# Load package dplyr
library(dplyr)
## Warning: package 'dplyr' was built under R version 4.4.3
##
## Attaching package: 'dplyr'
## The following objects are masked from 'package:stats':
##
## filter, lag
## The following objects are masked from 'package:base':
##
## intersect, setdiff, setequal, union
# Akses dataset starwars, buang missing values
data <- starwars %>% na.omit()
# Ubah height dan mass menjadi numerik
data <- data %>%
mutate(
height = as.numeric(height),
mass = as.numeric(mass)
)
# Akses peubah "height" dan "mass"
data_selected <- data %>% select(height, mass)
# Tampilkan hasil
print(data_selected)
## # A tibble: 29 × 2
## height mass
## <dbl> <dbl>
## 1 172 77
## 2 202 136
## 3 150 49
## 4 178 120
## 5 165 75
## 6 183 84
## 7 182 77
## 8 188 84
## 9 228 112
## 10 180 80
## # ℹ 19 more rows
# Menghitung rata-rata untuk setiap peubah dalam data
mean_height <- mean(data_selected$height, na.rm = TRUE)

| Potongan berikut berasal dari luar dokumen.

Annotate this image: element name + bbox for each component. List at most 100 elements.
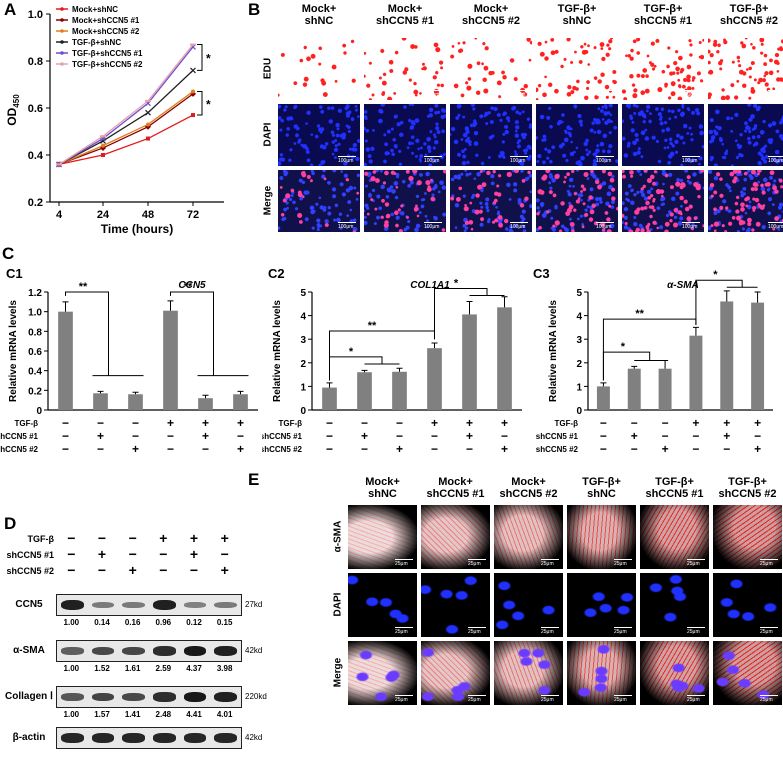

mean_mass <- mean(data_selected$mass, na.rm = TRUE)
print(paste("Mean Height:", mean_height))
## [1] "Mean Height: 178.655172413793"
print(paste("Mean Mass:", mean_mass))
## [1] "Mean Mass: 77.7724137931035"
# Menghitung deviasi standar untuk setiap peubah dalam data
sd_height <- sd(data_selected$height, na.rm = TRUE)
sd_mass <- sd(data_selected$mass, na.rm = TRUE)

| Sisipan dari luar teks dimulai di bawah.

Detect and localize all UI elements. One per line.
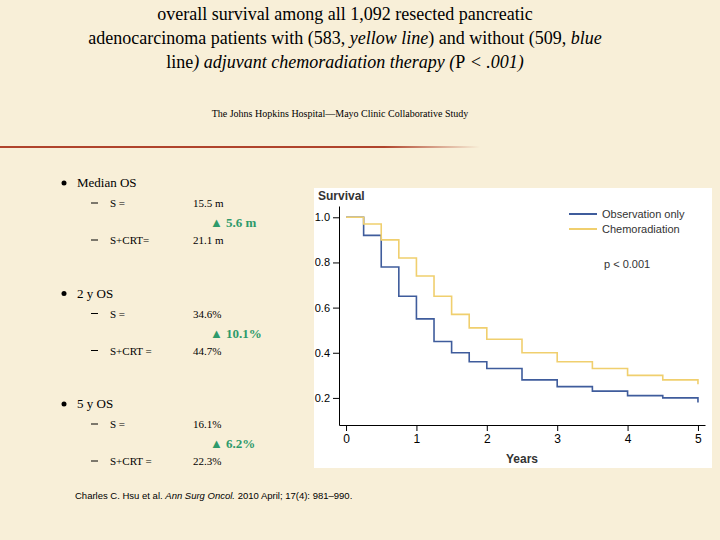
- y-axis-line: [339, 207, 340, 426]
- y-tick: 0.6: [315, 302, 339, 314]
- p-value: p < 0.001: [604, 258, 650, 270]
- x-tick-mark: [698, 425, 699, 431]
- citation-segment: 2010 April; 17(4): 981–990.: [235, 490, 352, 501]
- subtitle: The Johns Hopkins Hospital—Mayo Clinic C…: [212, 108, 469, 119]
- y-tick: 1.0: [315, 211, 339, 223]
- x-axis: 0 1 2 3 4 5: [340, 425, 706, 446]
- title-segment: < .001): [465, 52, 524, 73]
- x-tick: 0: [343, 425, 350, 446]
- delta: ▲ 6.2%: [210, 436, 255, 451]
- title-segment: yellow line: [348, 28, 428, 48]
- y-tick-mark: [333, 308, 339, 309]
- title-line: adenocarcinoma patients with (583, yello…: [88, 28, 601, 49]
- title-segment: overall survival among all 1,092 resecte…: [157, 4, 532, 24]
- citation-segment: Ann Surg Oncol.: [164, 490, 235, 501]
- x-tick: 3: [554, 425, 561, 446]
- row-value: 34.6%: [193, 308, 221, 320]
- x-tick: 1: [414, 425, 421, 446]
- x-tick-mark: [628, 425, 629, 431]
- dash: [91, 313, 98, 314]
- citation: Charles C. Hsu et al. Ann Surg Oncol. 20…: [75, 490, 352, 501]
- bullet: [62, 291, 67, 296]
- x-tick-label: 3: [554, 432, 561, 446]
- x-axis-title: Years: [506, 452, 538, 466]
- row-value: 15.5 m: [193, 197, 224, 209]
- x-tick: 5: [695, 425, 702, 446]
- survival-curve: [346, 217, 698, 384]
- dash: [91, 240, 98, 241]
- row-label: S+CRT =: [110, 455, 152, 467]
- x-tick: 2: [484, 425, 491, 446]
- slide-canvas: overall survival among all 1,092 resecte…: [0, 0, 720, 540]
- x-tick-mark: [487, 425, 488, 431]
- row-label: S =: [110, 308, 125, 320]
- citation-segment: Charles C. Hsu et al.: [75, 490, 165, 501]
- y-tick-label: 0.2: [315, 392, 330, 404]
- delta: ▲ 5.6 m: [210, 215, 257, 230]
- y-tick-label: 0.8: [315, 256, 330, 268]
- y-tick: 0.4: [315, 347, 339, 359]
- chart: 0.2 0.4 0.6 0.8 1.0 0 1 2 3 4 5 Survival Years Observ…: [314, 188, 712, 468]
- y-axis-title: Survival: [318, 189, 365, 203]
- dash: [91, 203, 98, 204]
- title-segment: line: [166, 52, 193, 72]
- title-segment: ) and without (509,: [428, 28, 570, 49]
- divider: [0, 146, 480, 148]
- bullet: [62, 181, 67, 186]
- background: [0, 0, 720, 540]
- bullet-label: 5 y OS: [77, 396, 113, 411]
- slide: overall survival among all 1,092 resecte…: [0, 0, 720, 540]
- x-tick-label: 5: [695, 432, 702, 446]
- title-segment: ) adjuvant chemoradiation therapy (: [192, 52, 456, 73]
- dash: [91, 350, 98, 351]
- legend-swatch: [569, 228, 597, 230]
- legend-label: Observation only: [602, 208, 685, 220]
- x-tick-label: 1: [414, 432, 421, 446]
- x-axis-line: [340, 425, 706, 426]
- x-tick-mark: [346, 425, 347, 431]
- row-value: 21.1 m: [193, 234, 224, 246]
- legend-label: Chemoradiation: [602, 223, 680, 235]
- x-tick-label: 2: [484, 432, 491, 446]
- row-label: S =: [110, 418, 125, 430]
- y-tick-label: 1.0: [315, 211, 330, 223]
- survival-curve: [346, 217, 698, 402]
- y-tick: 0.2: [315, 392, 339, 404]
- x-tick-mark: [557, 425, 558, 431]
- y-axis: 0.2 0.4 0.6 0.8 1.0: [315, 207, 340, 426]
- legend: Observation only Chemoradiation: [569, 208, 685, 235]
- y-tick-label: 0.4: [315, 347, 330, 359]
- x-tick-mark: [416, 425, 417, 431]
- chart-background: [314, 188, 712, 468]
- plot-marks: [346, 217, 698, 402]
- row-value: 22.3%: [193, 455, 221, 467]
- row-value: 16.1%: [193, 418, 221, 430]
- y-tick-label: 0.6: [315, 302, 330, 314]
- y-tick-mark: [333, 353, 339, 354]
- y-tick-mark: [333, 262, 339, 263]
- x-tick: 4: [625, 425, 632, 446]
- delta: ▲ 10.1%: [210, 326, 262, 341]
- dash: [91, 424, 98, 425]
- x-tick-label: 4: [625, 432, 632, 446]
- row-value: 44.7%: [193, 345, 221, 357]
- title-segment: P: [455, 52, 465, 72]
- bullet: [62, 402, 67, 407]
- x-tick-label: 0: [343, 432, 350, 446]
- y-tick-mark: [333, 398, 339, 399]
- bullet-label: 2 y OS: [77, 286, 113, 301]
- dash: [91, 461, 98, 462]
- row-label: S =: [110, 197, 125, 209]
- legend-swatch: [569, 213, 597, 215]
- title-line: overall survival among all 1,092 resecte…: [157, 4, 532, 24]
- row-label: S+CRT=: [110, 234, 149, 246]
- title-segment: adenocarcinoma patients with (583,: [88, 28, 349, 49]
- bullet-label: Median OS: [77, 175, 137, 190]
- y-tick: 0.8: [315, 256, 339, 268]
- y-tick-mark: [333, 217, 339, 218]
- title-segment: blue: [571, 28, 602, 48]
- title-line: line) adjuvant chemoradiation therapy (P…: [166, 52, 524, 73]
- row-label: S+CRT =: [110, 345, 152, 357]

print(paste("Standard Deviation of Height:", sd_height))
## [1] "Standard Deviation of Height: 22.3994194154175"
print(paste("Standard Deviation of Mass:", sd_mass))
## [1] "Standard Deviation of Mass: 23.0858474975428"
# Load library yang dibutuhkan
library(e1071) # Untuk menghitung skewness
## Warning: package 'e1071' was built under R version 4.4.2
# Menghitung Q1, Median (Q2), dan Q3 untuk height
Q1_height <- quantile(data_selected$height, 0.25, na.rm = TRUE)
Q2_height <- median(data_selected$height, na.rm = TRUE)
Q3_height <- quantile(data_selected$height, 0.75, na.rm = TRUE)
# Menghitung Q1, Median (Q2), dan Q3 untuk mass
Q1_mass <- quantile(data_selected$mass, 0.25, na.rm = TRUE)
Q2_mass <- median(data_selected$mass, na.rm = TRUE)
Q3_mass <- quantile(data_selected$mass, 0.75, na.rm = TRUE)
# Menghitung Skewness
skewness_height <- skewness(data_selected$height, na.rm = TRUE)
skewness_mass <- skewness(data_selected$mass, na.rm = TRUE)
# Menghitung JAK (Jangkauan Antar Kuartil / IQR)
JAK_height <- Q3_height - Q1_height
JAK_mass <- Q3_mass - Q1_mass
# Menghitung Varians
var_height <- var(data_selected$height, na.rm = TRUE)
var_mass <- var(data_selected$mass, na.rm = TRUE)
# Menampilkan hasil
print(paste("Q1 Height:", Q1_height))
## [1] "Q1 Height: 172"
print(paste("Q2 (Median) Height:", Q2_height))
## [1] "Q2 (Median) Height: 180"
print(paste("Q3 Height:", Q3_height))
## [1] "Q3 Height: 188"
print(paste("IQR Height:", JAK_height))
## [1] "IQR Height: 16"
print(paste("Skewness Height:", skewness_height))
## [1] "Skewness Height: -1.91075030371317"
print(paste("Variance Height:", var_height))
## [1] "Variance Height: 501.733990147783"
print(paste("Q1 Mass:", Q1_mass))
## [1] "Q1 Mass: 75"
print(paste("Q2 (Median) Mass:", Q2_mass))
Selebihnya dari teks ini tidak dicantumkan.